Like a bit, a rudder or a match, a single thoughtless post, comment or conversation can cause irrevocable damage. We’ve all seen it play out. Someone climbs on their soapbox, speaks their mind before thinking through what they’re saying and then acts surprised when chaos breaks out.

While it may seem safe to spout out your opinions and ideas from behind a computer screen, think about what it might look like if people were to act on those opinions and ideas. While it may seem like a harmless tweet or comment or article to re-share, know that people are watching. You can’t control what they do with your words, but you can control what you say. Don’t enable them. Don’t give them the power of your words. Don’t give them the opportunity to twist your words and act on them in violent or unjust means.
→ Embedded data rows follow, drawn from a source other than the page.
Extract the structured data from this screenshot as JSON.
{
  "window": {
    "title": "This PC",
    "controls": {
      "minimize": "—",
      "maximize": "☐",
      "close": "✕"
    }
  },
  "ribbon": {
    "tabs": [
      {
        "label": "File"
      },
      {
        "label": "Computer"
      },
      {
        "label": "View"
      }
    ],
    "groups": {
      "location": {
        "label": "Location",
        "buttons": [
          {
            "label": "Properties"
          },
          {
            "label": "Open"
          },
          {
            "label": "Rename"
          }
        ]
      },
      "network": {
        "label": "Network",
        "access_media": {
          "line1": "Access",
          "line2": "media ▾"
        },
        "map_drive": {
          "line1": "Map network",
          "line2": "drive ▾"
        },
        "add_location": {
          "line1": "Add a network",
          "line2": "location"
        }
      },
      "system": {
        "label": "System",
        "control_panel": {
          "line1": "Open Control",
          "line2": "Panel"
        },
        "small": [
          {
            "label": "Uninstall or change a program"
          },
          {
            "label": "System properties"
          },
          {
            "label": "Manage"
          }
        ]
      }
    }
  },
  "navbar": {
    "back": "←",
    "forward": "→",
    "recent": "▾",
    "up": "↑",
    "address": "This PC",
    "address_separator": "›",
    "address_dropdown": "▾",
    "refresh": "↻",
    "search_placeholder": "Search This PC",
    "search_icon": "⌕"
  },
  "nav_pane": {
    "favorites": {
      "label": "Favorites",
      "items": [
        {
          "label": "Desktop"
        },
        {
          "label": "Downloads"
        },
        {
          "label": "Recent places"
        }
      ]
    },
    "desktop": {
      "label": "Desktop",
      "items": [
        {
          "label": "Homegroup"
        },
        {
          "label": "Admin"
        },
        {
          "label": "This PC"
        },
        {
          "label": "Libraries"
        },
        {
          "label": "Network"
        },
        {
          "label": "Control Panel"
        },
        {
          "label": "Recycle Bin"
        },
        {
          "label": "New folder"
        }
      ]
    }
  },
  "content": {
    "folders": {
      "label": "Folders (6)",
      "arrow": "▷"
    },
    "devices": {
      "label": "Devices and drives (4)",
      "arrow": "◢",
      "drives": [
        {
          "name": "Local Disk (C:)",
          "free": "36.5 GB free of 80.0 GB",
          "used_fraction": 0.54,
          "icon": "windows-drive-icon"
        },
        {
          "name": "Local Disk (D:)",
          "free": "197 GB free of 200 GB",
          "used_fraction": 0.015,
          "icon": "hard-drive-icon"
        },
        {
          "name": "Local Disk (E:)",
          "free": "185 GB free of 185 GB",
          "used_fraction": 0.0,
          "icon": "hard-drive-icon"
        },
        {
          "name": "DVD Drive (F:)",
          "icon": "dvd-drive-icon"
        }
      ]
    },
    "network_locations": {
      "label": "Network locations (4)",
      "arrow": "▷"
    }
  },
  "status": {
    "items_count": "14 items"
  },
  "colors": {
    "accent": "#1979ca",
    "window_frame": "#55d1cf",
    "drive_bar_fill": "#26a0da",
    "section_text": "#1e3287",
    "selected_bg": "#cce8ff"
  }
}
Because the reality is, you cannot promote discord and expect peace.

More than your own words, don’t give others the chance to use the words of God to downplay their destructive decisions and dialogue. Posting a Bible verse may feel like the correct response but often causes more damage than good. People can quickly spot the hypocrisy, the same hypocrisy that James calls out in verses 9 and 10: “With the tongue we praise our Lord and Father, and with it we curse human beings, who have been made in God’s likeness. Out of the same mouth come praise and cursing. My brothers and sisters, this should not be.

When injustices take place, we post Micah 6:8 but don’t actually do anything to help the situation. We throw around pretty sounding verses about loving our neighbor but then argue over the semantics of Black Lives Matter. We say God works in all situations but then do not take ownership for the devastating effect our own words may have had on those very situations. We proclaim “blessed are the peacemakers” but then continue to stir up drama and discord in our conversations. In doing so, we are reducing the Bible from the all-powerful word of God that it is to a shallow attempt to placate awful situations. This should not be.

My hope is that we all, myself included, begin to take inventory of the words that leave our mouths and know that if they are harmful or destructive in theory, they very well may cause harm and destruction in practice. May we return to using our words – whether spoken out loud or typed in silence – for purposes of edifying and encouraging rather than destroying and demeaning.